The 1987 play The Popular Mechanicals is an Australian work - originally directed by Geoffrey Rush - that operates on a similar conceit to Tom Stoppard's Rosencrantz and Guildenstern Are Dead. It takes some of the minor characters from one of Shakespeare's best-known plays - in this case, the dramatic troupe from A Midsummer Night's Dream - and places them centre stage. Snippets of Shakespeare's original text are combined with new dialogue by Keith Robinson and Tony Taylor as well as the cast and director to create a new comedy.
![From left, Lori Bell, Rory Walker, Charles Mayer in The Popular Mechanicals.](https://www.fairfaxstatic.com.au/content/dam/images/g/z/7/p/p/1/image.related.articleLeadwide.620x349.gz2bdk.png/1509262048879.jpg)
In Shakespeare's original Dream the Popular Mechanicals put on a play within the play, Pyramus and Thisbe, but here the audience gets to see what the ragtag bunch got up to offstage before and after that happened - bumbling their way through rehearsals, arguing, singing, dancing, farting, playing with puppets, and generally carrying on and clowning around.
Director Sarah Giles was co-resident director at Sydney Theatre Company in 2013. In 2011 she won a Sydney Theatre Award for Best Direction of an Independent Production for The Ugly One at Griffin Theatre.
![Charles Mayer, front, in The Popular Mechanicals.](https://www.fairfaxstatic.com.au/content/dam/images/g/z/7/p/p/8/image.related.articleLeadNarrow.300x0.gz2bdk.png/1509262048879.jpg)
Of The Popular Mechanicals she says, "It's very funny and entertaining - it's about the theatre."
Noting that attention spans and styles of humour have changed somewhat in the 30 years since the premiere professional production, she says she and the cast have done a fair bit of reworking of the script and action.
"To us it was a springboard."
They've also reinvented the look of the show - the sets and costumes.
Giles says The Popular Mechanicals will appeal to people whether they love or hate William Shakespeare's plays.
"On the first leg of the tour we were in Mandurah in Western Australia and at one performance there sitting beside me was a father with his daughters aged six and three and on the other side was someone aged at least 90, or if not in their 80s.
"All five of us screamed with laughter the entire time. This is something for everyone."

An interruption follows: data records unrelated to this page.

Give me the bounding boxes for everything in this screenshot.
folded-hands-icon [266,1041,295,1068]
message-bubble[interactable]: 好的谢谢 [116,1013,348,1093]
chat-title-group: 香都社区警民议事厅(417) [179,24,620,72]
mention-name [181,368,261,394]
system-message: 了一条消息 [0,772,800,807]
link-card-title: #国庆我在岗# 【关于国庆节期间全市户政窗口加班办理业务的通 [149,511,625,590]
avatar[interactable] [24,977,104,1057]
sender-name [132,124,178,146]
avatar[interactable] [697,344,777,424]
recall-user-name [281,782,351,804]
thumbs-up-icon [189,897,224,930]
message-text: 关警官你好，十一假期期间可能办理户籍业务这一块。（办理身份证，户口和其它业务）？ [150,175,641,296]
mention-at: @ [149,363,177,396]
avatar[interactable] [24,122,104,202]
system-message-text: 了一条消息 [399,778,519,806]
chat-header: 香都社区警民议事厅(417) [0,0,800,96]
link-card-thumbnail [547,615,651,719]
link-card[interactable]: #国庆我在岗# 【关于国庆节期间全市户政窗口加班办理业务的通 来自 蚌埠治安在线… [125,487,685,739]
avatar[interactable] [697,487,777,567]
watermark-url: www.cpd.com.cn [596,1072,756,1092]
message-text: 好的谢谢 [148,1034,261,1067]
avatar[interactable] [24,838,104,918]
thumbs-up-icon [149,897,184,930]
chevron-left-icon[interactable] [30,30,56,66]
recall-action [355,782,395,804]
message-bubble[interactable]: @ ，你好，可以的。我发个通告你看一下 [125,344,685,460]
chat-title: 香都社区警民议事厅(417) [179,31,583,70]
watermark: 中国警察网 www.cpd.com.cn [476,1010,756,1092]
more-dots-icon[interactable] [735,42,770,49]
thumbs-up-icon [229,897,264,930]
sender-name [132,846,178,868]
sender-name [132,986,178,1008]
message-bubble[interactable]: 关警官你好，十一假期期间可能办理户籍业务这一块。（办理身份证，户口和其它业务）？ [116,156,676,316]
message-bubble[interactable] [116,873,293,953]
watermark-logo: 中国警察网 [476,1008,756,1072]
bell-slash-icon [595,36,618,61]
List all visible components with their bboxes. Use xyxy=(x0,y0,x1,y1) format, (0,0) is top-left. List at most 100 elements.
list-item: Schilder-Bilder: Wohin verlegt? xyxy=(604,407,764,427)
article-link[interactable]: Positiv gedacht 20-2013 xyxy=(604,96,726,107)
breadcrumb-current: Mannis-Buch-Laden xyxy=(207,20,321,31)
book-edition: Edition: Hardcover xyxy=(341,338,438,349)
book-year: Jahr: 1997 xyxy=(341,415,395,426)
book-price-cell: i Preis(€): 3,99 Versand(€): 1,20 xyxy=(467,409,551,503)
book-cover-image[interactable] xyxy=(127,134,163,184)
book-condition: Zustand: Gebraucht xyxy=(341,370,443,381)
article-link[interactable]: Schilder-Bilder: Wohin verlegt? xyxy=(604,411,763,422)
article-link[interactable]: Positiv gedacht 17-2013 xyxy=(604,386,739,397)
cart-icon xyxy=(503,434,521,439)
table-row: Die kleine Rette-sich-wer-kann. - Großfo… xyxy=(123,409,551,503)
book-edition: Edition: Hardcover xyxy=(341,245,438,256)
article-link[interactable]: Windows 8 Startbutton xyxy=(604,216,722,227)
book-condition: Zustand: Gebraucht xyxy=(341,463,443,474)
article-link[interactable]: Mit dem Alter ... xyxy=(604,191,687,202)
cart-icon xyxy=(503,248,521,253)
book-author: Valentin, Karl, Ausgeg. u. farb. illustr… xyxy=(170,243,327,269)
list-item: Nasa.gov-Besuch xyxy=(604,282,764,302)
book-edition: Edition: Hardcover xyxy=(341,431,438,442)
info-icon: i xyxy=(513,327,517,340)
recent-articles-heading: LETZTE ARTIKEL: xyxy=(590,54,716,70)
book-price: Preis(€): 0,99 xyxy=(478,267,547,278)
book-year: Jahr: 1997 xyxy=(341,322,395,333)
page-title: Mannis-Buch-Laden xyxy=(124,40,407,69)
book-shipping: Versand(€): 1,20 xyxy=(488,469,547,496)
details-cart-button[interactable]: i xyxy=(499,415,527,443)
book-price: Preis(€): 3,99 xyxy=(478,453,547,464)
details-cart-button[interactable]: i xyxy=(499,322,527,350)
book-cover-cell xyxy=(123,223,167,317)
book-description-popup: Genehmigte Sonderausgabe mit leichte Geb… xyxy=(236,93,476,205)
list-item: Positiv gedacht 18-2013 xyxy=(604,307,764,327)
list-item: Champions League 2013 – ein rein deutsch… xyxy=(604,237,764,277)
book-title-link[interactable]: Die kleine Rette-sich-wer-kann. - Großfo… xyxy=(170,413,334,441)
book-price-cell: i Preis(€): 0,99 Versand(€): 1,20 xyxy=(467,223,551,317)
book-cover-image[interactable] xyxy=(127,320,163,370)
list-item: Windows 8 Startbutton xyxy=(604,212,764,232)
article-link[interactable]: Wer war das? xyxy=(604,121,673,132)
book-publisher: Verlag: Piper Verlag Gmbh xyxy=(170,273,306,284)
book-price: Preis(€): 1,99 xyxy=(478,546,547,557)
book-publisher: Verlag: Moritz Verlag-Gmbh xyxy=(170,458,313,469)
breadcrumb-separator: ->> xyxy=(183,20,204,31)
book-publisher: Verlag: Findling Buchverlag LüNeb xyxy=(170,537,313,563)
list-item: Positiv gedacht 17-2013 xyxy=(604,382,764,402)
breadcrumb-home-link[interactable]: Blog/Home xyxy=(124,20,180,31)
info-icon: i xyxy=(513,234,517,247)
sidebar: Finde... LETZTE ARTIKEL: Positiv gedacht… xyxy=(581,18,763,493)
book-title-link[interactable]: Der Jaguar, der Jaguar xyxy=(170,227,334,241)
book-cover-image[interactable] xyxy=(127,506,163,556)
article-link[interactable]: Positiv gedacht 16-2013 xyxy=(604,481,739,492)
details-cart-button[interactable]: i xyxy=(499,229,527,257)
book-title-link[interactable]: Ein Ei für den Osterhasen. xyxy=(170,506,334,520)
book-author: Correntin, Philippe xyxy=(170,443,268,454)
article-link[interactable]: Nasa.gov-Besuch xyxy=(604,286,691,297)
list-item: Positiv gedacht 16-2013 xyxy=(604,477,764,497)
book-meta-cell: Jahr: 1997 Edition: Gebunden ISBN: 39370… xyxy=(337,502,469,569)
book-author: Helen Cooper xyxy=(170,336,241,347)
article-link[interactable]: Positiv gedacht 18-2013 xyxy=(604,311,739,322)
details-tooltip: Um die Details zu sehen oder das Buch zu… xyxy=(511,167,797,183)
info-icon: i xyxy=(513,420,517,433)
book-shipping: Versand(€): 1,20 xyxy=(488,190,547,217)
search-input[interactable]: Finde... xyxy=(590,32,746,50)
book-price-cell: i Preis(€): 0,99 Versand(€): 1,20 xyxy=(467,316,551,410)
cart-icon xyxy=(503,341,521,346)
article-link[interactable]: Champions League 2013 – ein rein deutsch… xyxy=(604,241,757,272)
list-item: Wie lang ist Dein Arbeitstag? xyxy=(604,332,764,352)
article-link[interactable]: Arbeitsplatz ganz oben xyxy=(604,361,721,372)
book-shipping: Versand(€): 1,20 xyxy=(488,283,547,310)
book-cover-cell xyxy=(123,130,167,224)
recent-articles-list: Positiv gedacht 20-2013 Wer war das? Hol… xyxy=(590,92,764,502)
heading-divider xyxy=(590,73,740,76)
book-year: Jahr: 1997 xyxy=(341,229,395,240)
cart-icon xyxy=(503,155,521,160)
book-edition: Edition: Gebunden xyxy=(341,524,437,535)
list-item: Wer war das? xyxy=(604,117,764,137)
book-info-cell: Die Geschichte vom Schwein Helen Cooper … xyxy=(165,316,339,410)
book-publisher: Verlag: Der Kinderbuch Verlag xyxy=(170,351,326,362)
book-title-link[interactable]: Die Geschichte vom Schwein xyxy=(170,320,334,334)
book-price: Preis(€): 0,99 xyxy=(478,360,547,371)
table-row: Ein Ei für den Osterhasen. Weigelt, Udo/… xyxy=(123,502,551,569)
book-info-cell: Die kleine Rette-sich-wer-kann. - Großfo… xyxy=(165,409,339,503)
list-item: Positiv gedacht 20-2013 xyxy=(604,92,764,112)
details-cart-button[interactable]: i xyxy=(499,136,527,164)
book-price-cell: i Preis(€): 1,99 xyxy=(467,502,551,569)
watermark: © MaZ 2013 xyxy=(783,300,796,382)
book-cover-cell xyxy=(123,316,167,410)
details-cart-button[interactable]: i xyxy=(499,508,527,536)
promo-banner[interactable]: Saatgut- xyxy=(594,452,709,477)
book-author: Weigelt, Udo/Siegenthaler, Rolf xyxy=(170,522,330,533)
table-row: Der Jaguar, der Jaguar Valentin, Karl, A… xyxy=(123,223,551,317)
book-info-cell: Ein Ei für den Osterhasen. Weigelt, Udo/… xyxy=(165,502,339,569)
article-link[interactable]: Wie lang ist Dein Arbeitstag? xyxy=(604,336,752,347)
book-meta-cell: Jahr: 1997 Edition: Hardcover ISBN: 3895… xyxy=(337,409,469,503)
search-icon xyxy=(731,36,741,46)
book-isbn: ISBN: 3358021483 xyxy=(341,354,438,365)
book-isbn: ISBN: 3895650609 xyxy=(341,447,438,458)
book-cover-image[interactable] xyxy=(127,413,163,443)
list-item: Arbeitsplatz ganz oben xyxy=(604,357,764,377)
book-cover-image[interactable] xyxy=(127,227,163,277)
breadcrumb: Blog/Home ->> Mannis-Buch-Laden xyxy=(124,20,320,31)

The production was first presented at the State Theatre of South Australia in 2015 and then the Sydney Theatre Company did a season earlier this year. The Popular Mechanicals will be finishing its three-month tour in Canberra.
"This has been the third incarnation - there have been a couple of cast changes for the national tour," Giles says.
One cast member who's been with the production since the beginning is Charles Mayer. who plays two roles, both of them actors.
"Bottom is an amateur actor, a weaver who is working-class, down to earth and fancies himself a very good actor, which he turns out to be when they do Pyramus and Thisbe," he says.
However, when Bottom is turned into a donkey by the fairies - as happens in Dream - and is unable to rehearse the other Mechanicals are forced to find a replacement, Ralph Mowldie, also played by Mayer.
"He's a retired professional English actor - very posh, very arrogant, up himself and alcoholic - he drinks like a fish.
"I drink two goons of fake red wine during the show. It's very good hydration - it's water with red food colouring. I manage to hold it in for the show."
The British-born Mayer spent 11 years in the British army. In the latter part of his army career he had risen to the rank of captain and found he was spending too much time indoors and becoming bored.
He wanted a new challenge and decided to pursue acting, training at Guildhall School of Music & Drama. He's acted in London on the West End, in Shanghai and in Australia on stage, film and television. Acting and the army have a lot in common, Mayer says: in both, a group of professionals undertakes a mission with a common purpose.
"Instead of an enemy, though, you have an audience who are on side."